I use a stainless stone and just put it in iodophor to sanitize. I recommend a 2 micron stone, not 0.5 micron. The 2 micron ones are much easier to clean and sanitize because flow through them is easier. I just flush the whole assembly with water after use (I put a little barb on a hose adapter on my sink faucet) and run air or CO2 through to mostly dry it out.
I've used air, and now use the red Bernzomatic oxygen cylinders. The air coming out of my aquarium pump stank from the rubber diaphragm, and I don't want my beer to taste like rubber, so I rigged a carbon filter as well as a sterile filter in line so I'd just get nice, pure air into the wort.
The one handling instruction I know of (never heard of something intended to go in liquid that couldn't get wet) is not to directly touch it, as the oils in your skin will clog the pores -- handle it like a halogen headlight bulb.
I haven't ever tried it, but the idea of using a stirrer on a drill ought to be a lot easier than pouring back and forth or shaking, and a pretty clever, simple idea. Easy to clean and sanitize too.
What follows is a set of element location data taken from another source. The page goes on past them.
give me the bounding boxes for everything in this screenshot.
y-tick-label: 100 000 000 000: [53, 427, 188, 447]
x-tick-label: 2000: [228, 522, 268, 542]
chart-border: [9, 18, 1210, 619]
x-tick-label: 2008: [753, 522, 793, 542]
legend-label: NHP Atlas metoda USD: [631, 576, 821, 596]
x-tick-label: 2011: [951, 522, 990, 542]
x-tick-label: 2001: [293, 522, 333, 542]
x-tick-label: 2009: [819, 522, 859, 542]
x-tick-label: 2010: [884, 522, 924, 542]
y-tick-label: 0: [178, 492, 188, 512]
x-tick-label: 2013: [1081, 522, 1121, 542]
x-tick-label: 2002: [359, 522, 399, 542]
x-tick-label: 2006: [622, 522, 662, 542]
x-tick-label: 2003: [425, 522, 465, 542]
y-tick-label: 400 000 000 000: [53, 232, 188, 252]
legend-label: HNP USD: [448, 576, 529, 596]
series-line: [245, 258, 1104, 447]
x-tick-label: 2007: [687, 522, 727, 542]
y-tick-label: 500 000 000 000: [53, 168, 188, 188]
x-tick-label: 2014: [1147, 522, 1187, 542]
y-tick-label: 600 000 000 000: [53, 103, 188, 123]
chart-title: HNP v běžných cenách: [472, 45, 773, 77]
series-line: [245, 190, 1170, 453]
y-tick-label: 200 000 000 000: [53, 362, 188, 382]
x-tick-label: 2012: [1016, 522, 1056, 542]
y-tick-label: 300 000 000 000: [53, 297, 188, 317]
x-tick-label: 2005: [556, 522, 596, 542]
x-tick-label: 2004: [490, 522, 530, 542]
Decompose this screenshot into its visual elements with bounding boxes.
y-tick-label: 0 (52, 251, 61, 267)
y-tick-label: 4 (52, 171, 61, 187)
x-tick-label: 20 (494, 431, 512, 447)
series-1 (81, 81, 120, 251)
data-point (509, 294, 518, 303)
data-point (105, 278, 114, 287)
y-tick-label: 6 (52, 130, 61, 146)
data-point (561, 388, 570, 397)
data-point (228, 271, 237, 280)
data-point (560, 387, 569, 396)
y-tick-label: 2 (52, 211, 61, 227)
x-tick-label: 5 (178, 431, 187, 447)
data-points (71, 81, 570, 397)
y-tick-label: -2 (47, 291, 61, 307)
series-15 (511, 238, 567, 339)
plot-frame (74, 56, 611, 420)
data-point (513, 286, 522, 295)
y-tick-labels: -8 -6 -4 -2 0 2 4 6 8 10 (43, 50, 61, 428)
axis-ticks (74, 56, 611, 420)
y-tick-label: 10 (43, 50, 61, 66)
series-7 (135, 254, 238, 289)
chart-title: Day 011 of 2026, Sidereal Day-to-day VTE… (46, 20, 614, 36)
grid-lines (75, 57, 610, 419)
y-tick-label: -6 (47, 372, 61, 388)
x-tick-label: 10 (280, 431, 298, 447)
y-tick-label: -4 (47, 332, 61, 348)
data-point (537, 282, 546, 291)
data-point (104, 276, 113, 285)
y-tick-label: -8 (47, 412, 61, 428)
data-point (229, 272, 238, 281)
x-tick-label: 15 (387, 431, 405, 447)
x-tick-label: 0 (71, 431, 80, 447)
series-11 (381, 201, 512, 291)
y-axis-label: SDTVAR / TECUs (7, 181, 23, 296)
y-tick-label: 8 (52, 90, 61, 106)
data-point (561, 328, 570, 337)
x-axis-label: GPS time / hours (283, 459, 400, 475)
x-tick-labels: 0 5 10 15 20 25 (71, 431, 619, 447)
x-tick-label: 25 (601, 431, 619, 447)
As kramerog indicates, the maximum dissolved oxygen level at saturation with air is around 8ppm, which is just about enough in most cases. 1-2 minutes of gentle bubbling with pure O2 should get 10ppm easily, which is supposed to be ideal. Also note it is possible to go too far. 10-12ppm is really the most you want. The Yeast book by White and Zainasheff has some tables with results of O2 levels they got using various methods. One more point on using a stone. Ideally, you have a flow rate such that fine bubbles are just reaching the surface, not churning up a boiling head of foam -- gas that's breaking the surface and shooting into the air is obviously not dissolving into the wort.
Very strong beers may need more, but rather that try to get more O2 in upfront, the advice I've always seen is to aerate a second time several hours (up to 12) after pitching, while of course any oxygenation after fermentation starts is usually a big no-no.